En los aciagos noventa rosarinos, período extrapolable en espíritu a los veinte y treinta yankee donde surgió el subgénero, Rafael Ielpi y Gary Vila Ortiz editan en Krass Artes Plásticas una compilación de artículos y poesías dedicadas al maestro del policial duro, Raymond Chandler y su personaje más perenne, Philip Marlowe. Al libro lo denominaron Philip & Raymond. Dos homenajes, y en sus páginas se pronunció, a la par de la exquisita escritura de los autores, la “educación sentimental” que ejerció el referido motivo literario a varias generaciones de lectores y autores de nuestra ciudad.

Por ese rumbo, en los ensayos sobre literatura norteamericana, Jorge Riestra destacó la marcada relación cultural de Rosario con la ciudad de Chicago, dada sus ligazones portuarias en la comercialización de granos, pero también como lugar donde “el crimen no paga”. Un efecto transitivo de las sociedades industriales que echaron a rodar los guionistas del cine hollywoodense de la época dorada y que impactó en los otrora jóvenes lectores, como bien lo señalara Ielpi en el texto: “Leyendo cada uno por su lado -como lo hacían, por ejemplo Hugo Diz en Rosario y Carlos Alberto Moran en Santa Fe, entre otros muchos adictos- aquellas novelas donde un tipo llamado Marlowe fatigaba comisarías, juzgados, mansiones de millonarios, tugurios y garitos penumbrosos y oficinas gastadas por el polvo y el olor a encierro, donde solía encontrarse con cadáveres o con la soledad, llevando a cuestas nada más que su inclaudicable y casi extinguido código de honor…”.

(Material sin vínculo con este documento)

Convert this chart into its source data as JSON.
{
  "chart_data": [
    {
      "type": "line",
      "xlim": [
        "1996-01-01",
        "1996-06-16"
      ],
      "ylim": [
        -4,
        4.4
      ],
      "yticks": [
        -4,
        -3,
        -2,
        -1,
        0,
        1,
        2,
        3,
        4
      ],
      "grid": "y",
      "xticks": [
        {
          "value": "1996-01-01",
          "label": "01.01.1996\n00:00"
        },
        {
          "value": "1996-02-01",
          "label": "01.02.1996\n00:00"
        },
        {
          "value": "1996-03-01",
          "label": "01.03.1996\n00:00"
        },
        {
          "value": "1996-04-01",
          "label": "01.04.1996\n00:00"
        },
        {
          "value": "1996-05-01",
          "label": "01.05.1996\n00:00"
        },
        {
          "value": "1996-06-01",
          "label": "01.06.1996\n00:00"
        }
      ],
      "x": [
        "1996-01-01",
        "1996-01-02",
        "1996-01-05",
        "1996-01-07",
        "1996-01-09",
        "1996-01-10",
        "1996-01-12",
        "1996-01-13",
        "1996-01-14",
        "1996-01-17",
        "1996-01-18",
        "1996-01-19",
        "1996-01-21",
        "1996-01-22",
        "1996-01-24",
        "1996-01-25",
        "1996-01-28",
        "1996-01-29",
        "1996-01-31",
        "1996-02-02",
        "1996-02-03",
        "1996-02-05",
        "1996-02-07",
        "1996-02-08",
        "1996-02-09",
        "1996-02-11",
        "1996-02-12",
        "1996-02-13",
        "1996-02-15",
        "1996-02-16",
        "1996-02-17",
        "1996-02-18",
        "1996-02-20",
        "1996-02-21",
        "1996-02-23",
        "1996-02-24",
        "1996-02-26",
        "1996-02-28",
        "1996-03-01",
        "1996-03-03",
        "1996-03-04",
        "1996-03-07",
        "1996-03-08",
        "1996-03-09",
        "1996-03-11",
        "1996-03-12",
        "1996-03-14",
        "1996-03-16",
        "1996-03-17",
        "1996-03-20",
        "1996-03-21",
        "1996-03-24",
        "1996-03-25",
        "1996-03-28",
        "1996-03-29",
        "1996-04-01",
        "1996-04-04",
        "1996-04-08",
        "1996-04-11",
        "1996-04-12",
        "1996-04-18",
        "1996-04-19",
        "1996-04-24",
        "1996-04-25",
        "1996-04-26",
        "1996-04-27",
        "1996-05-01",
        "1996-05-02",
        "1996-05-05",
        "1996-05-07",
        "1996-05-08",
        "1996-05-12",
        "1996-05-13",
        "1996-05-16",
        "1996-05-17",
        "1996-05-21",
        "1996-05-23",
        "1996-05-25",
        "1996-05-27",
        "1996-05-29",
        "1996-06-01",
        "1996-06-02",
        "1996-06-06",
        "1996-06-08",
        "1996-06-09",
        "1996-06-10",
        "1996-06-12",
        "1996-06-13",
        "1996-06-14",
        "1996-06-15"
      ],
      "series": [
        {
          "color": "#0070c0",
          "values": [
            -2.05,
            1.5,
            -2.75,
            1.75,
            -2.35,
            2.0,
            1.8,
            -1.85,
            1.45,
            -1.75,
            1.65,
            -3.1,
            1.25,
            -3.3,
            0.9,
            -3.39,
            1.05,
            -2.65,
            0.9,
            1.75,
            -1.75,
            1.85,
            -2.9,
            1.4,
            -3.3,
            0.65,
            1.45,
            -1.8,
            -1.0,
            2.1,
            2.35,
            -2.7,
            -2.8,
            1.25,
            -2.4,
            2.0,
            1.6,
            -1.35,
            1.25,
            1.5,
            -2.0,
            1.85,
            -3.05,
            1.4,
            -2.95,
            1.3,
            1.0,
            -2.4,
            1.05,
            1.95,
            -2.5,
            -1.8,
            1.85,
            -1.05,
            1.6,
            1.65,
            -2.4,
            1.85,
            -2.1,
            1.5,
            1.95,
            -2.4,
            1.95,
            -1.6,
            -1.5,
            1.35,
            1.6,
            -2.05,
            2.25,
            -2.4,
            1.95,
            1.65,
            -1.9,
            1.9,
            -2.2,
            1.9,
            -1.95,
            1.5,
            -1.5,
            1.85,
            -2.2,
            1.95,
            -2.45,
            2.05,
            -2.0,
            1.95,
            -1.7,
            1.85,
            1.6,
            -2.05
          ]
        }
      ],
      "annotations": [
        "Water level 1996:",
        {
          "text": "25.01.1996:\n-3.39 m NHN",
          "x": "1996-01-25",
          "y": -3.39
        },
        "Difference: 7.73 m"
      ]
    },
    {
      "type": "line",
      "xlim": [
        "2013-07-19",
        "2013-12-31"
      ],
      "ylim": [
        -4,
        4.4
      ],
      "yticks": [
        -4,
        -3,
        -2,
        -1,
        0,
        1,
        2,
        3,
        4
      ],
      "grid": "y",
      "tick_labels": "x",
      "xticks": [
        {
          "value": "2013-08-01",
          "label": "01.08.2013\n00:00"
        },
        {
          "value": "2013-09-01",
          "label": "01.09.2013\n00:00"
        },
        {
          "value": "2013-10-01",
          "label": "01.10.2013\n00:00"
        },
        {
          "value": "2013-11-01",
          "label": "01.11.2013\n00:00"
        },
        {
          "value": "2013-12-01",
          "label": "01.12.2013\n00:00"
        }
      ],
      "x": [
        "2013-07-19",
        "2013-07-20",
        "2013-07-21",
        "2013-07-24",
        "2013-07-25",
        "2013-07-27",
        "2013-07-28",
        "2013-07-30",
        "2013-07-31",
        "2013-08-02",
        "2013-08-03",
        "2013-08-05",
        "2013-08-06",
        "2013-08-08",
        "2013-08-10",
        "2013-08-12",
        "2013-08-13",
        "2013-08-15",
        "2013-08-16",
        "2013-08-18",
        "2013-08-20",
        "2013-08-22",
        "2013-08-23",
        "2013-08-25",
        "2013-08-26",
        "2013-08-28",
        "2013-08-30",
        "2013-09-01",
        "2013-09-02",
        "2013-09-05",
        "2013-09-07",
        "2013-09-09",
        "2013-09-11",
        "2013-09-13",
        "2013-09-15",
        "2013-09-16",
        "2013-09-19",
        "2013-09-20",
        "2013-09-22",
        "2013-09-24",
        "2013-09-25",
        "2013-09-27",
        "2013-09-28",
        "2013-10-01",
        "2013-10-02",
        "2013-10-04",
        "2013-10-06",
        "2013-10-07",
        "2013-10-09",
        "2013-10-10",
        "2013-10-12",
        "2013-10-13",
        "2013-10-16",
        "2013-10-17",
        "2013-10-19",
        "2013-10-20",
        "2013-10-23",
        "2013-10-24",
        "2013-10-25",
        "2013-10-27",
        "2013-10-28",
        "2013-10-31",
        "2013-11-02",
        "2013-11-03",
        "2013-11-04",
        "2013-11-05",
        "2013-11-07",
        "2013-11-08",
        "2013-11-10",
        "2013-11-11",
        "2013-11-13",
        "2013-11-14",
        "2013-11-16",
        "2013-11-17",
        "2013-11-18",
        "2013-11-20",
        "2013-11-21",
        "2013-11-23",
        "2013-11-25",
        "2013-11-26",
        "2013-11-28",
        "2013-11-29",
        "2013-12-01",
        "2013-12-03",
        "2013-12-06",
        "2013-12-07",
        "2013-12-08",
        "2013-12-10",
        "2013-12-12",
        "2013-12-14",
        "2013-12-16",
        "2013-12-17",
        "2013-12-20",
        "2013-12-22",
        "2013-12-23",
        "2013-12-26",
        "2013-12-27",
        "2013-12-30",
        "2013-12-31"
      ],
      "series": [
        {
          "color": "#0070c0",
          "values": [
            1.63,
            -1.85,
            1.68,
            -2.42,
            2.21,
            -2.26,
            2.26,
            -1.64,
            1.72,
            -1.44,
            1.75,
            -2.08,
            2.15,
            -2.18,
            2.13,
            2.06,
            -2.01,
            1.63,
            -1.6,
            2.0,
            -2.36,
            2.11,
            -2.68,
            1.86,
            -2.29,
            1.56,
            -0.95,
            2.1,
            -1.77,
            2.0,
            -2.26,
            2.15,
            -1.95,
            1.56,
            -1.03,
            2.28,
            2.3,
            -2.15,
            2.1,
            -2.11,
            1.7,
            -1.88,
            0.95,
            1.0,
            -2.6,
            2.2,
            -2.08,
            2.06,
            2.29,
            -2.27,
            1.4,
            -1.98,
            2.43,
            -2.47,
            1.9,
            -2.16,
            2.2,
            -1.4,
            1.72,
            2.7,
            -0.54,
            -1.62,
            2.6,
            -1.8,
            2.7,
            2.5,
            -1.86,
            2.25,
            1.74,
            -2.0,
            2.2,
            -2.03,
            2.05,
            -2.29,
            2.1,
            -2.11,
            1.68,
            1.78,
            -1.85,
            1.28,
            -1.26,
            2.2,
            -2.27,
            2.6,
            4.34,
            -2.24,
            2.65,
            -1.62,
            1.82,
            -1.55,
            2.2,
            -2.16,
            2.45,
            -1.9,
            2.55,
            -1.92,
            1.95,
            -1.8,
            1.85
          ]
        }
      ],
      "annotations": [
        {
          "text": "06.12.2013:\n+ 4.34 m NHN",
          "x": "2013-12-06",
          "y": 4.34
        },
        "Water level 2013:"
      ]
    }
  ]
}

Y aún antes de esos tiempos que pasaban “acodados en un boliche o en un cabaret del bajo donde cantara José Berón o actuara Rita”; al compás de una típica o de un foxtrot, el evasivo Marull, en idas y vueltas a Rosario, escribía “Una bala para Riquelme”, ganador del concurso del cuento policial de la revista Vea y Lea de la editorial Emecé, y más atrás también eran retratados los aguantaderos de Villa Manuelita en la pluma y el pincel de la pareja Rosa Wernicke-Julio Vanzo, o las parrillas de Pichincha por el “Flaco” Pla, que bien podríamos denominar, el Hammett vernáculo.

Volviendo al libro, o mejor dicho, al plano donde los autores generaron el sentido del presente artículo, nos encontramos con estas líneas de Rafael Ielpi, salientes, dada sus coexistencias con Alberto Vila Ortiz, pero también descriptivas del fermento de la época: “Creo que con Gary nos conocimos en los años iniciales de la década del sesenta: era un periodista incipiente pero un poeta ya con cierta notoriedad y un lector ávido, inteligente y lúcido... Después, supimos los dos que coincidíamos en muchas cosas: la novela negra, la poesía, el amor a la ciudad, una cierta mirada escéptica y fatalista de nuestro futuro. Y que ese Philip Marlowe había terminado –aunque era un personaje de ficción- siendo también amigo de los dos”. 

Y tanto fue así que Vila Ortiz al rememorar en las mismas páginas, su heredad a los duros, escribió: “Soy un hombre sin refugios, lo sé, alguien, en una ciudad de provincias, allá en el sur, dijo que me parecía a un Quijote, con la sonrisa leve de Bogart.”